太史慈“攻城”二字,轻飘飘地落下,却像两座千钧大山,狠狠砸在了王险城守军的心头上。城墙上的空气瞬间凝固,刚刚还在吹牛打屁、赌钱取乐的守兵,此刻腿肚子转筋,浑身筛糠似的发抖,一个个面如土色,脸上的血色瞬间褪得一干二净。
“将……将军!他们……他们真的要攻城了!”一个满脸稚气的小兵哆哆嗦嗦地扑到城楼上的守将面前,声音带着哭腔,手里的弓箭都快握不住了。
这守将是卫右渠的小舅子金大胖,一个靠着裙带关系上位的草包,肚子圆滚滚的,挤得铠甲都快裂开了。他强作镇定,抹了把额头的冷汗,从女墙后探出半颗肥硕的脑袋,眯着眼睛看向城下那片黑压压的钢铁森林,喉咙里咕嘟一声,咽了口唾沫。
“怕什么!慌什么!”金大胖扯着嗓子大喊,试图用音量掩盖内心的恐惧,“我们王险城,墙高丈余,厚达三尺,固若金汤!他们连云梯都没带,难道想用脑袋把这铁门撞开吗?给我放箭!狠狠地放箭!让他们知道知道,什么叫‘主场优势’,什么叫铜墙铁壁!”
城墙上的守兵们慌忙搭弓射箭,可颤抖的双手根本握不稳弓弦,射出的箭雨稀稀拉拉,软绵无力地落在汉军阵前百步之外的空地上,连汉军的衣角都没碰到。有几支箭甚至刚飞出城墙就坠了下来,活像断了线的风筝。
汉军阵中,一个络腮胡士兵看得直乐,甚至打了个哈欠,顺手捡起一支插在面前泥地里的箭,拔下来剔了剔牙,动作悠闲得像是在看戏。旁边的士兵们也跟着哄笑起来,指指点点,脸上满是不屑。
这侮辱性极强的画面,让城楼上的金大胖气得脸涨成了猪肝色,肥硕的脸颊抽搐着,差点没背过气去。他正要下令让士兵们打开城门,冲出去跟汉军拼个你死我活,用气势压倒对方时,异变陡生。
远方的海平面上,突然出现了一大片密密麻麻的黑点,如同乌云压境,迅速向王险城的方向逼近。

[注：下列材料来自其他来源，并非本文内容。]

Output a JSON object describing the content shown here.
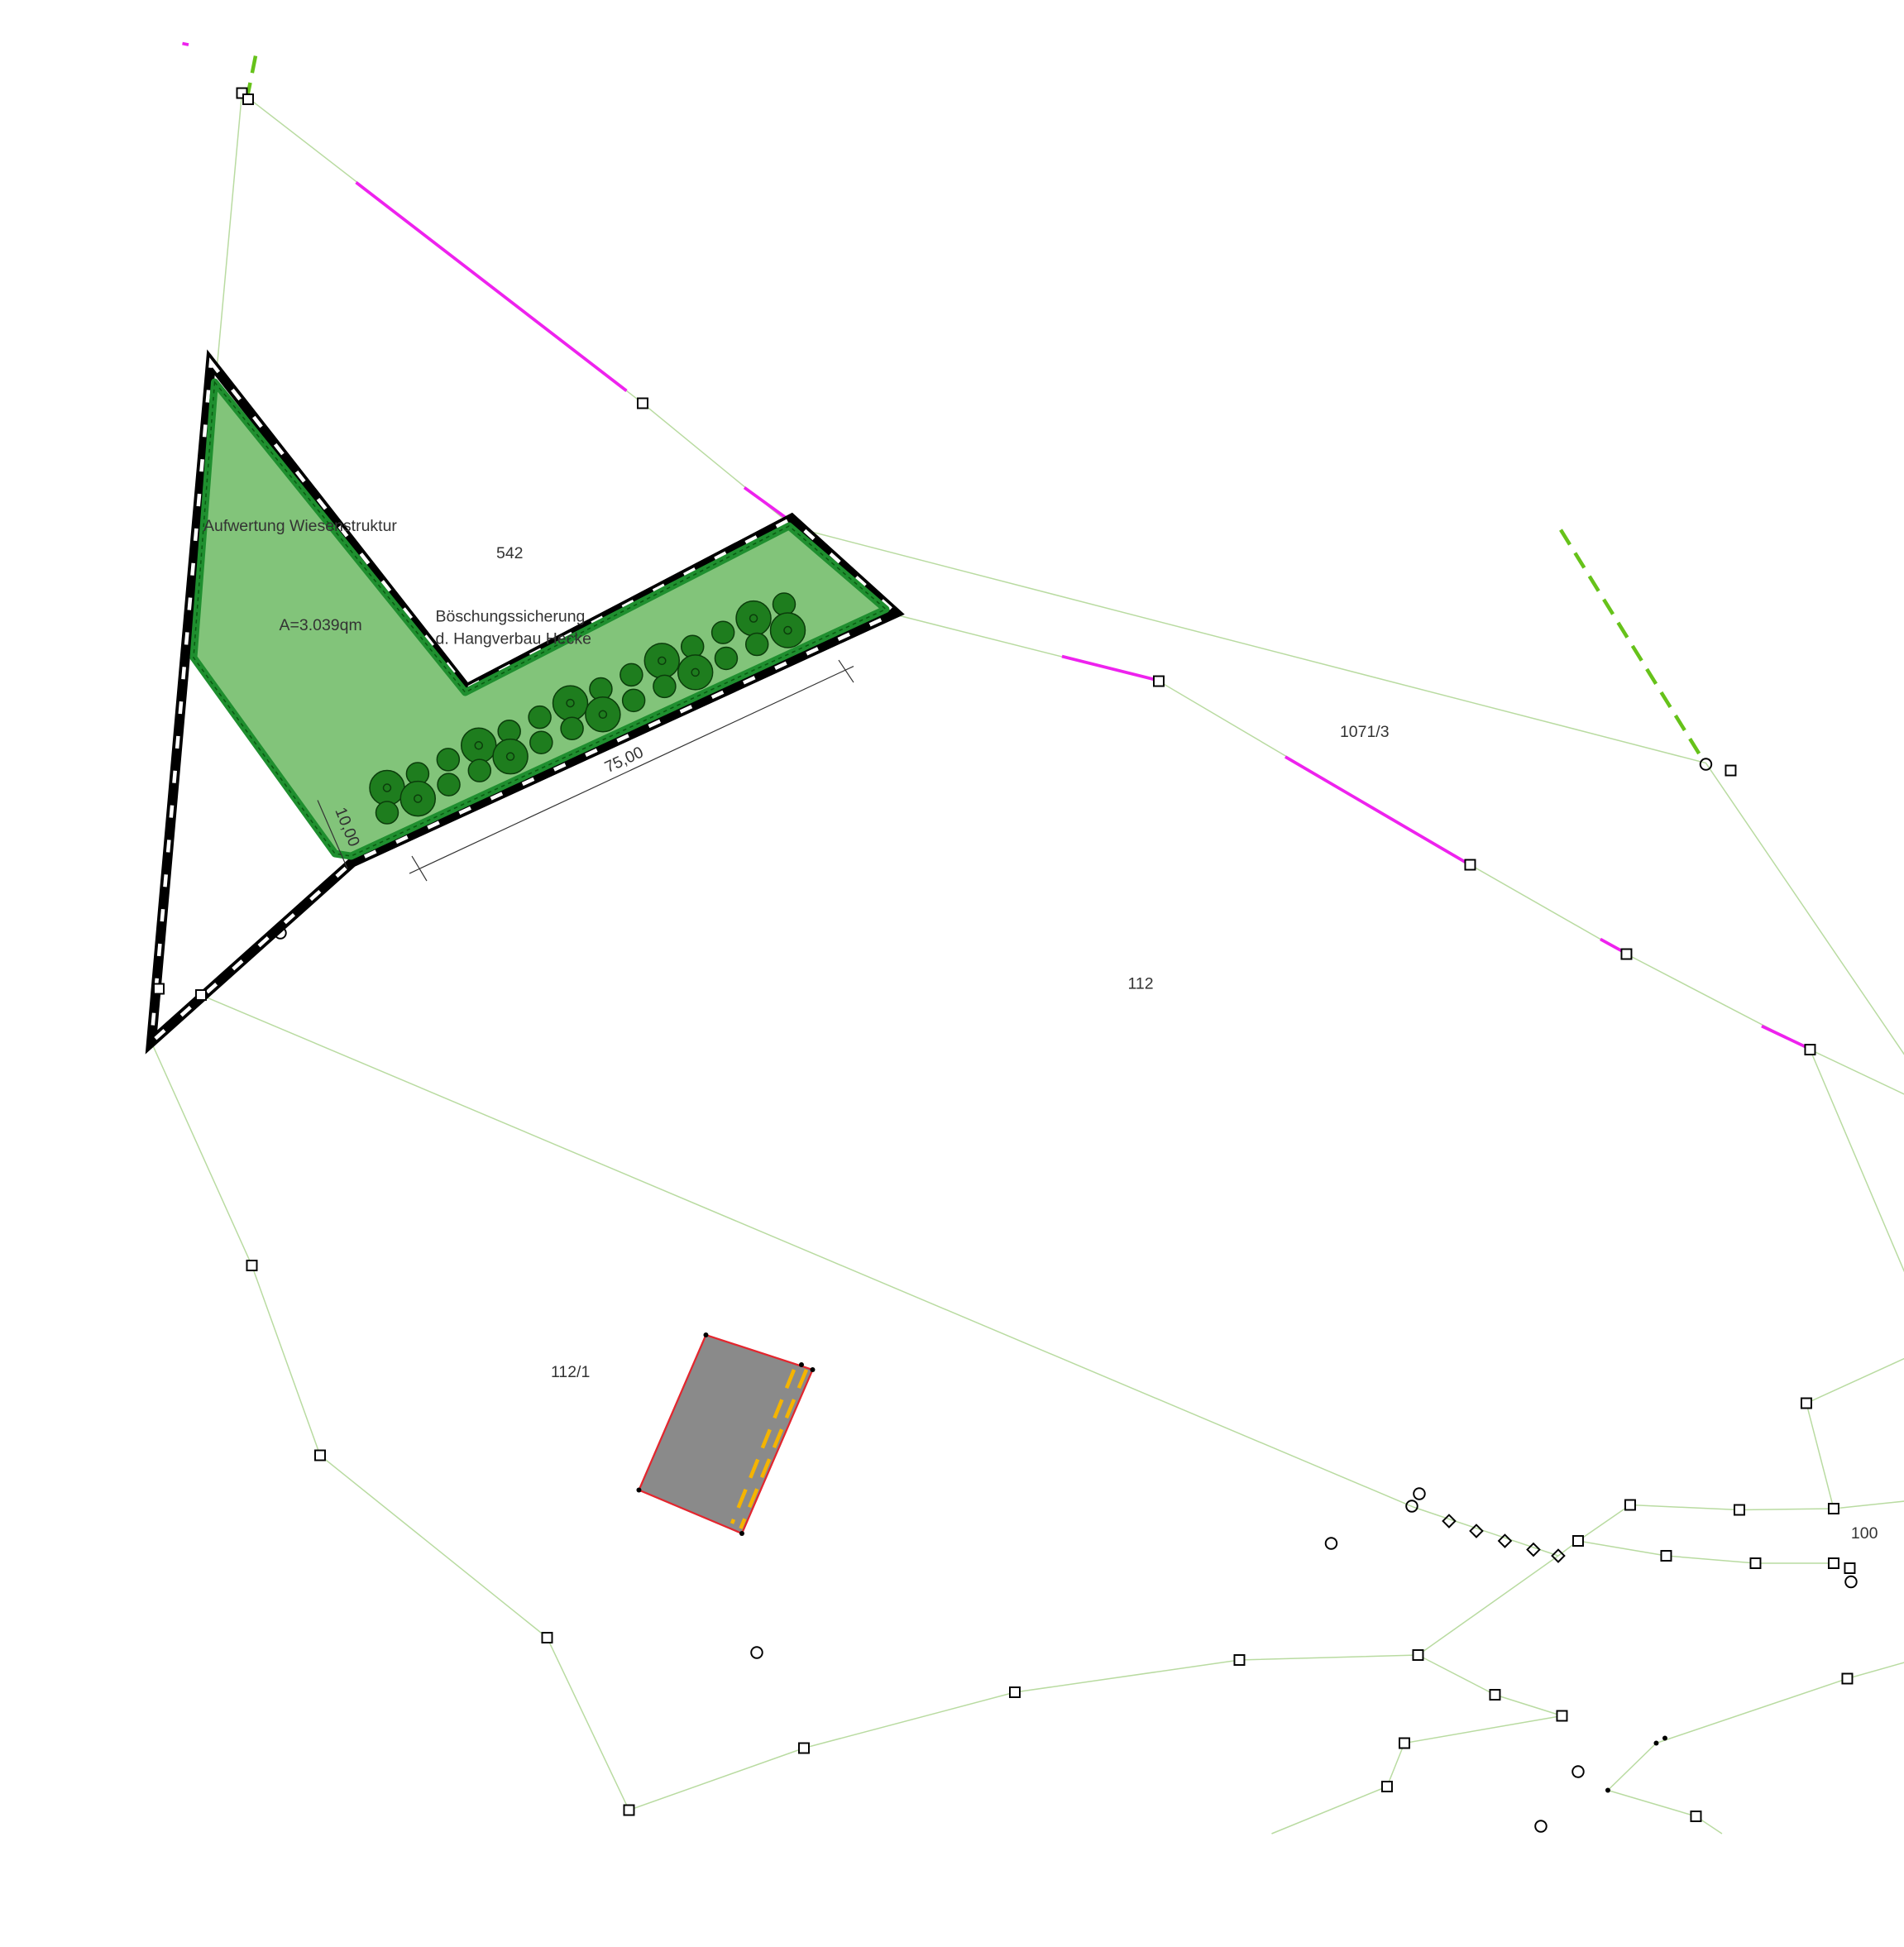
{
  "labels": {
    "area_title": "Aufwertung Wiesenstruktur",
    "area_size": "A=3.039qm",
    "hedge_line1": "Böschungssicherung",
    "hedge_line2": "d. Hangverbau Hecke",
    "dimension_length": "75,00",
    "dimension_width": "10,00",
    "parcels": [
      "542",
      "1071/3",
      "112",
      "112/1",
      "100"
    ]
  }
}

黑点越扩越大,渐渐显露出船只的轮廓,正是那支在浿水入海口跟他们绕了两天圈子的汉军水师!
“那……那不是在浿水跟我们绕圈子的汉军水师吗?他们怎么过来了?”一个守兵瞪大了眼睛,满脸难以置信。
“他们想干什么?难道想把船开到岸上来?这不可能!”
“快!快禀报大王!汉军水师杀过来了!”
金大胖还没搞清楚状况,就看到那些造型怪异的“轮船”在近海稳稳停下,船身两侧的巨大叶轮疯狂搅动海水,发出轰隆隆的巨响,像五百头咆哮的海上巨兽,气势骇人。紧接着,船上的士兵们训练有素地操作着一种他从未见过的巨大器械——那东西有着长长的木质力臂,末端挂着沉重的配重,复杂的绳索与齿轮相互咬合,看起来像一只只蛰伏的巨大木蝎子,透着一股令人胆寒的威慑力。
“报告将军!我军已抵达指定炮击阵位,距离王险城城墙三百步,角度校准完毕!”传令兵快步跑到张辽面前,大声汇报。

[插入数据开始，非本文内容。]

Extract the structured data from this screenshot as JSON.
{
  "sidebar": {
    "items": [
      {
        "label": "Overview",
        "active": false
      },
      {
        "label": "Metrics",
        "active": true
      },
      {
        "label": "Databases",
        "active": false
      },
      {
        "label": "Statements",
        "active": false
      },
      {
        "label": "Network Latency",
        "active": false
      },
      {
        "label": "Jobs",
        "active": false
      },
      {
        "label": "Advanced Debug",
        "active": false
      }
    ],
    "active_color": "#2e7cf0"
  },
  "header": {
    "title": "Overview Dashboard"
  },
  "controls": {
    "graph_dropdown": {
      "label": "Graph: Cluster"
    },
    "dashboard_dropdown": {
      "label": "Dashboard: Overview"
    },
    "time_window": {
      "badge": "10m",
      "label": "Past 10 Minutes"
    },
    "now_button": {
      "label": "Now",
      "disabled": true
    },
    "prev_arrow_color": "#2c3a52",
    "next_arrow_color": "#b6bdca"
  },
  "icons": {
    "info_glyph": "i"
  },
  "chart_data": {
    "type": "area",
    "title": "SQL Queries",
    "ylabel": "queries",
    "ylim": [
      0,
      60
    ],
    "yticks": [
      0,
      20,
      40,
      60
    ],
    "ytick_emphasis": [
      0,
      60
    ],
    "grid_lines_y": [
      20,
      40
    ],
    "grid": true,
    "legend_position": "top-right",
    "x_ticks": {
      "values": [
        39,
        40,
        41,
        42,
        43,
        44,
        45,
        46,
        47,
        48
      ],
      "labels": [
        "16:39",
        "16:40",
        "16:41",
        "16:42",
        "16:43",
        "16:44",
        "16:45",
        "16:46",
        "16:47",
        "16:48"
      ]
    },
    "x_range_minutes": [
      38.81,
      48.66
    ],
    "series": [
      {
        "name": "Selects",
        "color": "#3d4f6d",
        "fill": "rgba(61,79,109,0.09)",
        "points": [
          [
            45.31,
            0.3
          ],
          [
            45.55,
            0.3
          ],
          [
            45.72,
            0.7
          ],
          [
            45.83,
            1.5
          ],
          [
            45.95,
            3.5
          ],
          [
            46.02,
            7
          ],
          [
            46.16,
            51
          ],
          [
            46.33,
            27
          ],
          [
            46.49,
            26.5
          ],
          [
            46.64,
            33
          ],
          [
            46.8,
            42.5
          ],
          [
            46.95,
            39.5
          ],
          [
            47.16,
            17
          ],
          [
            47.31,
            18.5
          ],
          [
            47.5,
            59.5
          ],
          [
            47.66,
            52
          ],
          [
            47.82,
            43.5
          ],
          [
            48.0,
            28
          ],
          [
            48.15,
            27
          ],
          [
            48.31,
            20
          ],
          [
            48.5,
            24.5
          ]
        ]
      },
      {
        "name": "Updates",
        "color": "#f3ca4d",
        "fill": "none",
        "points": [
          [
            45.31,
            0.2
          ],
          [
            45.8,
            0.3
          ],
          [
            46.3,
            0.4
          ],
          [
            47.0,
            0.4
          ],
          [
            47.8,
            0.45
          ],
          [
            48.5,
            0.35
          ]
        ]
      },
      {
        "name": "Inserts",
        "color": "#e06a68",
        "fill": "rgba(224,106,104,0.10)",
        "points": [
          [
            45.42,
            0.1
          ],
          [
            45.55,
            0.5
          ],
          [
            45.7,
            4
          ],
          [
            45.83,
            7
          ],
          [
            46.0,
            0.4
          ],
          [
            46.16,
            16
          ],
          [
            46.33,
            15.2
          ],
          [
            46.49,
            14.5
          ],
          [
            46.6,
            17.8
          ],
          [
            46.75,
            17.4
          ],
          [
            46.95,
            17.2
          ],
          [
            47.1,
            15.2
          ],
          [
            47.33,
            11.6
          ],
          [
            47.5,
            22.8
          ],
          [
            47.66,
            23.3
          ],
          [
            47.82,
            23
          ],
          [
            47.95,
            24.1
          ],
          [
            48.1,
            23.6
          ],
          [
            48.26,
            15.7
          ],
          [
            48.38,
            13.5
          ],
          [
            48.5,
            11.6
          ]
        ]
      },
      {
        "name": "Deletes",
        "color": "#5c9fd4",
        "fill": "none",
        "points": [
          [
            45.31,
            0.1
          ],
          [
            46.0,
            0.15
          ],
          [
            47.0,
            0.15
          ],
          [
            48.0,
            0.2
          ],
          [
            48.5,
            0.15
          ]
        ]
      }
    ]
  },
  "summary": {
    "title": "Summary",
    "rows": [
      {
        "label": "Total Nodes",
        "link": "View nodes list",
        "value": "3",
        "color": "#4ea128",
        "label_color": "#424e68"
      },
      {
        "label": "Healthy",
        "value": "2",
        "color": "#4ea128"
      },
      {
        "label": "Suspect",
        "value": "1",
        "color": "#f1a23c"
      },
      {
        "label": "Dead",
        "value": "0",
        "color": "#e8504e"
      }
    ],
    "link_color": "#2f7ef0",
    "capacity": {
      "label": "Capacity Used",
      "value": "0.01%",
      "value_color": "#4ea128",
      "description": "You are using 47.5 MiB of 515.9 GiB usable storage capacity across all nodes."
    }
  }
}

“报告公主!‘皇家科学院二代·快递到付型’远程抛投系统,所有器械均已调试校准完毕,随时可以发起攻击!”另一个技术员模样的士兵对着孙尚香躬身行礼。
“定远号”的指挥台上,张辽看着远处那座高耸的王险城,嘴角微微上扬,眼中闪过一丝锐利的光芒。他对身边一身银甲、英姿飒爽的孙尚香点了点头,示意一切就绪。

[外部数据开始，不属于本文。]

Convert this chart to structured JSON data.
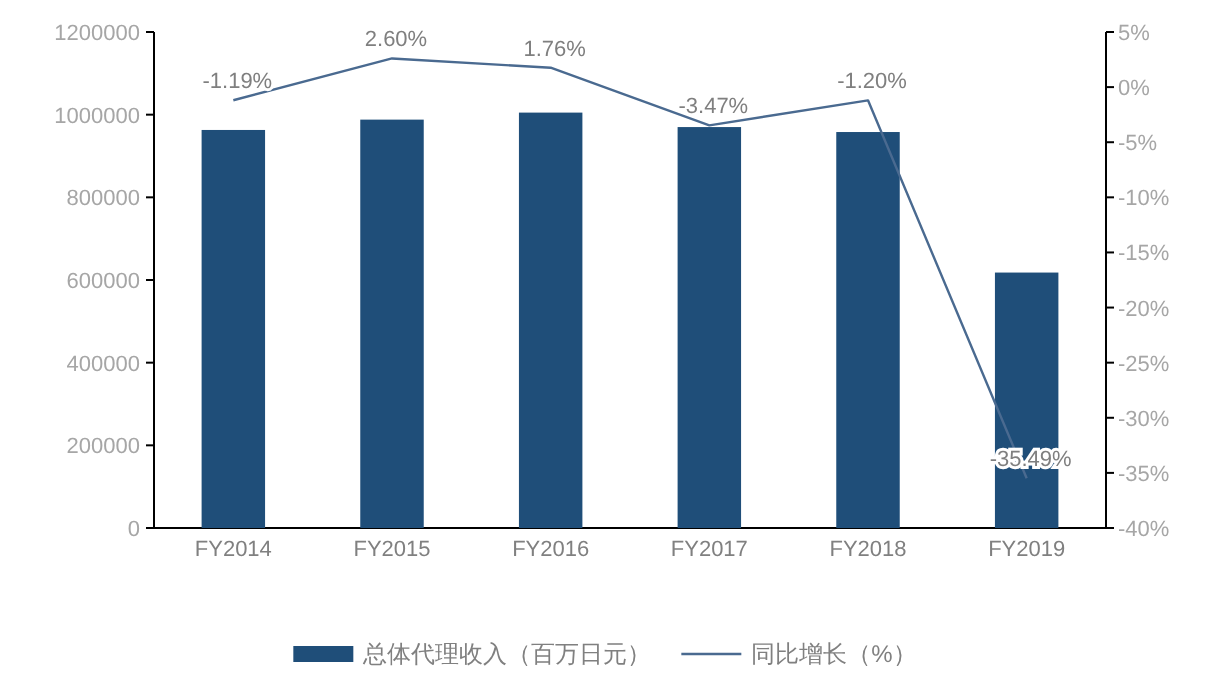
{
  "chart_data": {
    "type": "bar",
    "categories": [
      "FY2014",
      "FY2015",
      "FY2016",
      "FY2017",
      "FY2018",
      "FY2019"
    ],
    "series": [
      {
        "name": "总体代理收入（百万日元）",
        "color": "#1f4e79",
        "values": [
          963000,
          988000,
          1005000,
          970000,
          958000,
          618000
        ]
      },
      {
        "name": "同比增长（%）",
        "type": "line",
        "axis": "y2",
        "color": "#4a6a90",
        "values": [
          -1.19,
          2.6,
          1.76,
          -3.47,
          -1.2,
          -35.49
        ],
        "value_labels": [
          "-1.19%",
          "2.60%",
          "1.76%",
          "-3.47%",
          "-1.20%",
          "-35.49%"
        ]
      }
    ],
    "ylim": [
      0,
      1200000
    ],
    "yticks": [
      0,
      200000,
      400000,
      600000,
      800000,
      1000000,
      1200000
    ],
    "y2lim": [
      -40,
      5
    ],
    "y2ticks": [
      {
        "value": -40,
        "label": "-40%"
      },
      {
        "value": -35,
        "label": "-35%"
      },
      {
        "value": -30,
        "label": "-30%"
      },
      {
        "value": -25,
        "label": "-25%"
      },
      {
        "value": -20,
        "label": "-20%"
      },
      {
        "value": -15,
        "label": "-15%"
      },
      {
        "value": -10,
        "label": "-10%"
      },
      {
        "value": -5,
        "label": "-5%"
      },
      {
        "value": 0,
        "label": "0%"
      },
      {
        "value": 5,
        "label": "5%"
      }
    ],
    "legend": "bottom",
    "grid": false
  }
}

孙尚香深吸一口气,举起手中的红色令旗,眼神坚定,猛地向下一挥:“全体都有!三轮急速射!给我把他们的城墙,当成豆腐来砸!让卫右渠知道,什么叫科技的力量!”
“轰!轰!轰!”
伴随着令人牙酸的机括转动声,数百块磨盘大小的巨石被巨大的抛投力送上数十丈高的天空,在晨光中划出一道道完美的抛物线,然后带着撕裂空气的死亡呼啸,朝着王险城那引以为傲的城墙,狠狠砸了过去。
第一轮石弹精准地命中了城墙中段。
“咚——!”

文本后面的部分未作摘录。